Can it possibly be that, here in this place last week, Jesus Christ was actually present? Could it be that he was coming to me through ordinary people, unexpectedly, undeservedly, bringing living water that quenches the deepest thirst of my soul.

Jesus, through this Samaritan woman, at the well, answers that question: “Yes, I am the Messiah. I am more alive and more present and more at work in this world than you ever thought possible. I am everywhere offering the wonder of living water, and those who drink of the water that I will give them will never be thirsty. The water that I give will become a spring of water gushing up to eternal life.”

One of the greatest things about being a pastor is sharing not only times of immense joy with a congregation, like childbirth with the Weibling family this week, but also sharing times of immense sorrow, like with Charlie Heller last week.

I look around this room and see people here who have experienced much sorrow, so much in this past year. I am certain that even getting up this morning and getting to this place was an arduous task for you. Some of you have recently lost a parent, a sibling, a spouse. Some of you have lost a child. You all have lost dear friends. Some of you have been diagnosed with cancer. Some have had to make the difficult decision to place a loved one in a nursing home. Some are grieving broken relationships, broken dreams, broken lives.

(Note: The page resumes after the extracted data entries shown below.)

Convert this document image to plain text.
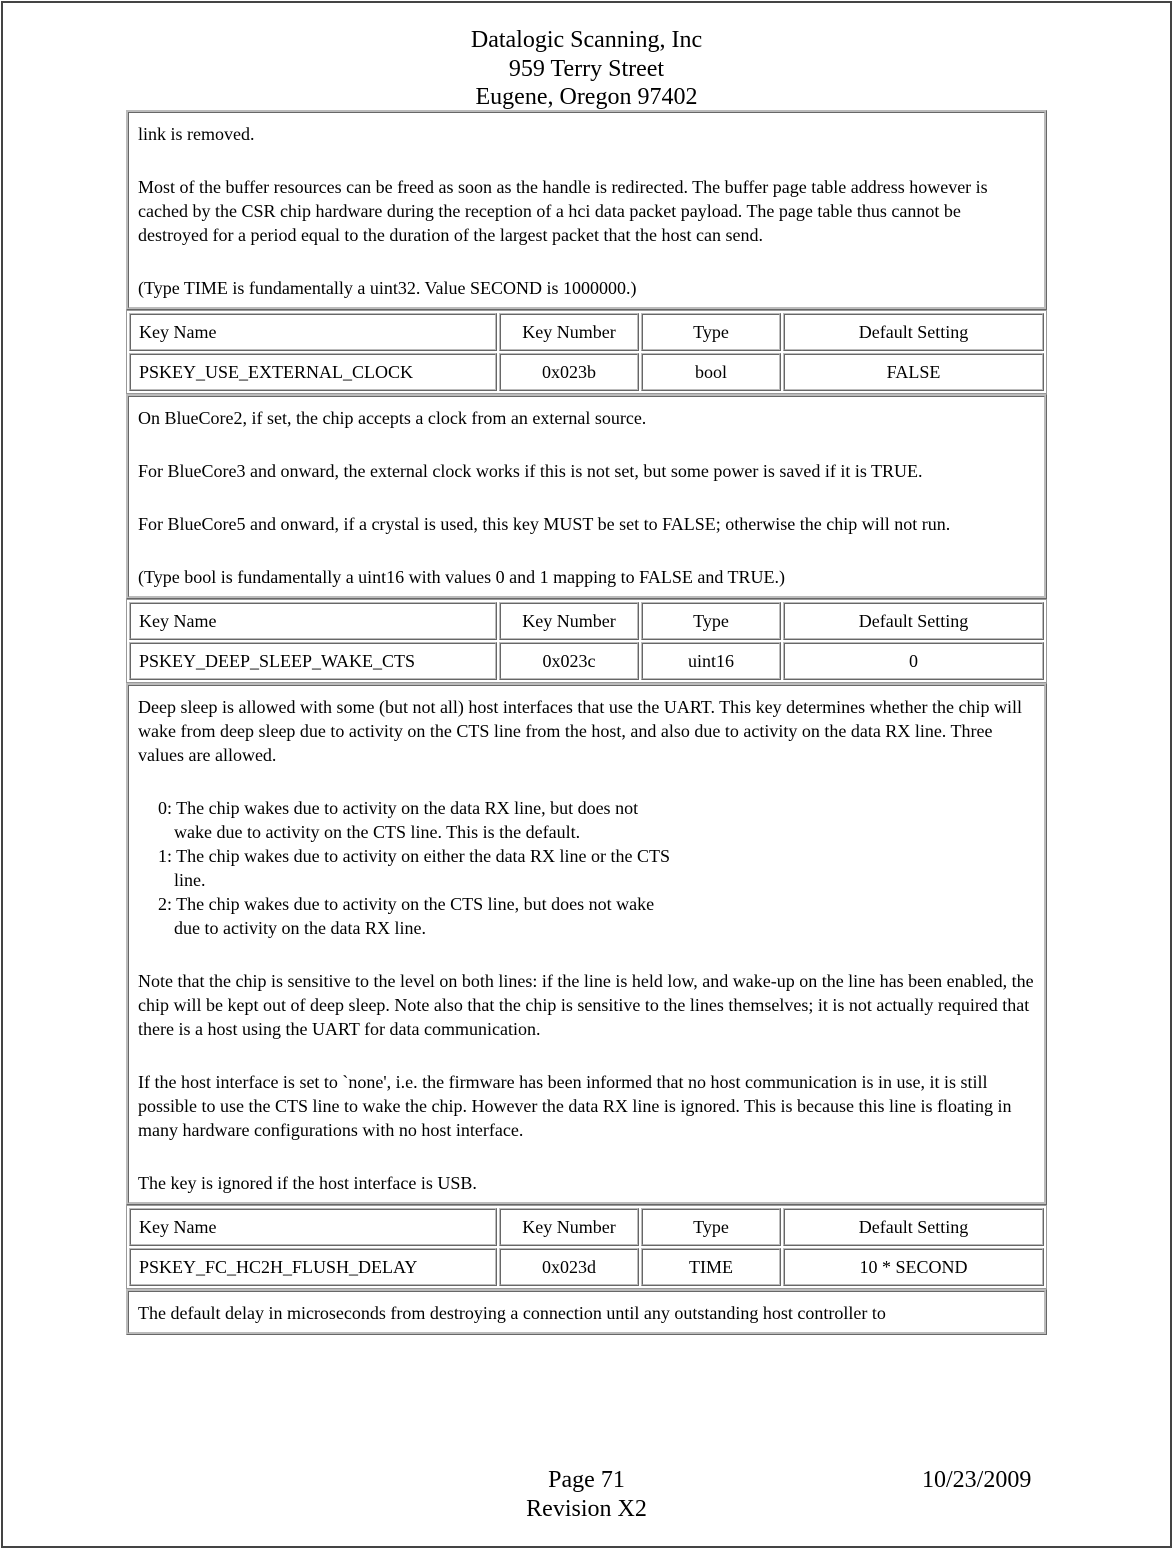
Datalogic Scanning, Inc
959 Terry Street
Eugene, Oregon 97402

link is removed.

Most of the buffer resources can be freed as soon as the handle is redirected. The buffer page table address however is cached by the CSR chip hardware during the reception of a hci data packet payload. The page table thus cannot be destroyed for a period equal to the duration of the largest packet that the host can send.

(Type TIME is fundamentally a uint32. Value SECOND is 1000000.)

Key Name	Key Number	Type	Default Setting
PSKEY_USE_EXTERNAL_CLOCK	0x023b	bool	FALSE

On BlueCore2, if set, the chip accepts a clock from an external source.

For BlueCore3 and onward, the external clock works if this is not set, but some power is saved if it is TRUE.

For BlueCore5 and onward, if a crystal is used, this key MUST be set to FALSE; otherwise the chip will not run.

(Type bool is fundamentally a uint16 with values 0 and 1 mapping to FALSE and TRUE.)

Key Name	Key Number	Type	Default Setting
PSKEY_DEEP_SLEEP_WAKE_CTS	0x023c	uint16	0

Deep sleep is allowed with some (but not all) host interfaces that use the UART. This key determines whether the chip will wake from deep sleep due to activity on the CTS line from the host, and also due to activity on the data RX line. Three values are allowed.

0: The chip wakes due to activity on the data RX line, but does not wake due to activity on the CTS line. This is the default.
1: The chip wakes due to activity on either the data RX line or the CTS line.
2: The chip wakes due to activity on the CTS line, but does not wake due to activity on the data RX line.

Note that the chip is sensitive to the level on both lines: if the line is held low, and wake-up on the line has been enabled, the chip will be kept out of deep sleep. Note also that the chip is sensitive to the lines themselves; it is not actually required that there is a host using the UART for data communication.

If the host interface is set to `none', i.e. the firmware has been informed that no host communication is in use, it is still possible to use the CTS line to wake the chip. However the data RX line is ignored. This is because this line is floating in many hardware configurations with no host interface.

The key is ignored if the host interface is USB.

Key Name	Key Number	Type	Default Setting
PSKEY_FC_HC2H_FLUSH_DELAY	0x023d	TIME	10 * SECOND

The default delay in microseconds from destroying a connection until any outstanding host controller to

Page 71	10/23/2009
Revision X2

And people, including me, look at you and are amazed. We say, “We don’t know how you are making it.”

And yet, somehow, some mysterious way, you are making it. At the very least, something or someone has given you the sustenance to make it to this place this morning to possibly hear a hopeful word.

I look at you with the wonder of a wide-eyed child. And I think of the wonder of that woman from Samaria, and I ask, “It can’t be the Messiah…can it? Can it?

 

Commissioning and Benediction

Now, let’s go and get out on the road

to encounter ordinary people doing the most ordinary of things.

They may be dining at a restaurant, shopping for groceries, exercising at the gym, learning in a classroom, waiting to see the doctor.

They may be the server in a restaurant, the clerk at the store,

the trainer at the gym, the teacher in the classroom, the nurse, the doctor.

Their gender, their race, their religion—it doesn’t matter.

They may be a victim of prejudice or a beneficiary of privilege.

Meet them where they are. Engage them. Listen to them. Bless them.

And may the eternal well of God’s love be found in our encounters.

May the grace of Christ shine brightly through us.

And may the Spirit be with us on every hill, every plain, and in every valley.